The module-finding problem is closely related to the well-known "market basket" problem, in which one attempts to mine association rules among the items in a supermarket based on customers' transaction records. It is also related to the two-way clustering problem. In this problem, we assume that the words are given, and our goal is to find subsets of words that tend to co-occur in a sentence. We call the set of co-occurring words (not necessarily orderly) a "theme" or a "module". We can generalize the dictionary model to the "theme"-model and use a similar EM-strategy to infer these themes. I will demonstrate its applications in a few examples including an analysis of Chinese medicine prescriptions and an analysis of a Chinese novel.

This is based on a joint work with Ke Deng and Zhi Geng.

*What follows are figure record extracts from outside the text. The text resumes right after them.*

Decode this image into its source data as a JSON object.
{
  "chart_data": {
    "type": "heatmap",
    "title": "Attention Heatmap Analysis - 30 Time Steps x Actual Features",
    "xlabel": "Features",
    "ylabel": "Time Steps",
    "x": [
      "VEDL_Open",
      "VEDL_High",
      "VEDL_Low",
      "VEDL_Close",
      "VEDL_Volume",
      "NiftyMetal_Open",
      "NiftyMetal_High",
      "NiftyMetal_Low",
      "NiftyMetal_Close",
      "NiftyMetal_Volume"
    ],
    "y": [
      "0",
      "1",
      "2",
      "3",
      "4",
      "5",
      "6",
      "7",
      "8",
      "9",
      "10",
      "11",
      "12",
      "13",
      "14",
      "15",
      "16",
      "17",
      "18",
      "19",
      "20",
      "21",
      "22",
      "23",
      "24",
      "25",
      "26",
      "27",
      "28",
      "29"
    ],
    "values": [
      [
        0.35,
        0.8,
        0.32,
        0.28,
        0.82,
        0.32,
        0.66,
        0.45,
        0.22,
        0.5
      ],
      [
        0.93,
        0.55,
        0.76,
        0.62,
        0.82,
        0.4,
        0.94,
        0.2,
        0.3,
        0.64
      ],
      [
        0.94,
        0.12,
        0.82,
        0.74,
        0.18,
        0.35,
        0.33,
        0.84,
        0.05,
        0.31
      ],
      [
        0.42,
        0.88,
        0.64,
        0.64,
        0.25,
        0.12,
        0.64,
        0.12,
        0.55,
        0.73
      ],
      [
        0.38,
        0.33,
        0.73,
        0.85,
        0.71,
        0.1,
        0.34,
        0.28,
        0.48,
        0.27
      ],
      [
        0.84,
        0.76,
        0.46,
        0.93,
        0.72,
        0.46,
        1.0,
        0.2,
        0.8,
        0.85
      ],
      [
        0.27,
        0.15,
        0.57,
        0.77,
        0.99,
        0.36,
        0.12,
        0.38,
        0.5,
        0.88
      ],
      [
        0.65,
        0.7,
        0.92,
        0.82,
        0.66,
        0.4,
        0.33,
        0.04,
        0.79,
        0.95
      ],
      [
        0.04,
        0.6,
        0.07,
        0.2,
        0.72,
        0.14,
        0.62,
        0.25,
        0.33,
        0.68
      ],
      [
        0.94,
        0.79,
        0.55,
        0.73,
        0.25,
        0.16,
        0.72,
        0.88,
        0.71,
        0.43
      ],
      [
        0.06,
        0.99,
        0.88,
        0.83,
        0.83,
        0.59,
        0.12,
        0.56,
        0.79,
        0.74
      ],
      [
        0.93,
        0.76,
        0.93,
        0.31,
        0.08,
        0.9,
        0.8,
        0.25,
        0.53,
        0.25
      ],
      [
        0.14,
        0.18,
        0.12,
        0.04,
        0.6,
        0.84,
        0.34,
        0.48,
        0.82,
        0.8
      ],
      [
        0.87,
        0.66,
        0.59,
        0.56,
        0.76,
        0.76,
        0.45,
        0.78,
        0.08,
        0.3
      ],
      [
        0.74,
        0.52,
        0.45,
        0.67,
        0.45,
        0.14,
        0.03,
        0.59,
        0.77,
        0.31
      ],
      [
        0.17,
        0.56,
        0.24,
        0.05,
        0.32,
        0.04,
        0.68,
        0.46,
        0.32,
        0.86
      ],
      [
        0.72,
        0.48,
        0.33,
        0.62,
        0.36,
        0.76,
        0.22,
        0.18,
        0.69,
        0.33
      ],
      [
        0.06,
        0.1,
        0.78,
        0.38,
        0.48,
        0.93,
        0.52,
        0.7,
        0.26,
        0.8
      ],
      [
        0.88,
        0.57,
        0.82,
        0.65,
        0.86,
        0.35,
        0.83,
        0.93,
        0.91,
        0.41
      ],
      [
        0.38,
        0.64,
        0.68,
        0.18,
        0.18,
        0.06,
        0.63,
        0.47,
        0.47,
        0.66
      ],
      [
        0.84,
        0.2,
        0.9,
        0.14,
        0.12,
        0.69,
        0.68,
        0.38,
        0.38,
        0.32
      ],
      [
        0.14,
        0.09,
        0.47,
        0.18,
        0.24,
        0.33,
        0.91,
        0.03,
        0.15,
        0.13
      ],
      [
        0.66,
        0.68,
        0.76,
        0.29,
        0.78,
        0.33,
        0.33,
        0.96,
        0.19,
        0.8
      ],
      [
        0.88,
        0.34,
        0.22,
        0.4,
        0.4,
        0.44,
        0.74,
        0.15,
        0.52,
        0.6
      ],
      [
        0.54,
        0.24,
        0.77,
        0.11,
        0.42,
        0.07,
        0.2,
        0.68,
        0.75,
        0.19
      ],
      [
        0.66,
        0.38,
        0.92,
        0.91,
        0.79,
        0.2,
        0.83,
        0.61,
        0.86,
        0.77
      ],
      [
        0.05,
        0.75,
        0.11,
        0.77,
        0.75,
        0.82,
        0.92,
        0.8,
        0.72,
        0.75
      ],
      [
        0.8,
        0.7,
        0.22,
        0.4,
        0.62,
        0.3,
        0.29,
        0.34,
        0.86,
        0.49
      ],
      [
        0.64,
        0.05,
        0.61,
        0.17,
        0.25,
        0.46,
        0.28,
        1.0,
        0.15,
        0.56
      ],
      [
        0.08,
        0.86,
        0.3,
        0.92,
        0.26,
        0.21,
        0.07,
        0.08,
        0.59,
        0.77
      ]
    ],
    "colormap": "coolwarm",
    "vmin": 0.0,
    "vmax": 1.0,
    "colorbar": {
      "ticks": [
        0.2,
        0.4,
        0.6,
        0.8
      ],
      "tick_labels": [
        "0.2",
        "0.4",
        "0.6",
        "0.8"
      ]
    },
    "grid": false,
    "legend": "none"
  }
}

Sept. 29, 2008 :  The Vine-Copula and Bayesian Belief Net Representation of High Dimensional Distributions
Roger Cooke
Resources for the Future and Department of Mathematics, Delft University of Technology
Regular vines are a graphical tool for representing complex high dimensional distributions as bivariate and conditional bivariate distributions. Assigning marginal distributions to each variable and (conditional) copulae to each edge of the vine uniquely species the joint distribution, and every joint density can be represented (non-uniquely) in this way. From a vine-copulae representation an expression for the density and a sampling routine can be immediately derived. Moreover the mutual information (which is the appropriate generalization of the determinant for non-linear dependencies) can be given an additive decomposition in terms of the conditional bivariate mutual informations at each edge of the vine. This means that minimal information completions of partially specied vine-copulae can be trivially constructed. The basic results on vines have recently been applied to derive similar representations for continuous, non-parametric Bayesian Belief Nets (BBNs). These are directed acyclic graphs in which influence (directed arcs) are interpreted in terms of conditional copulae. Interpreted in this way, BBNs inherit all the desirable properties of regular vines, and in addition have a more transparent graphical structure. New results concern 'optimal' vine-copulae representations; that is, loosely, representations which capture the most dependence in the smallest number of edges. This development uses the mutual information decomposition theorem, the theory of majorization and Schur convex functions. Keywords: correlation, graphs, positive definite matrix, Bayesian Belief Nets, majorization, determinant, mutual information, Schur convex functions, model inference.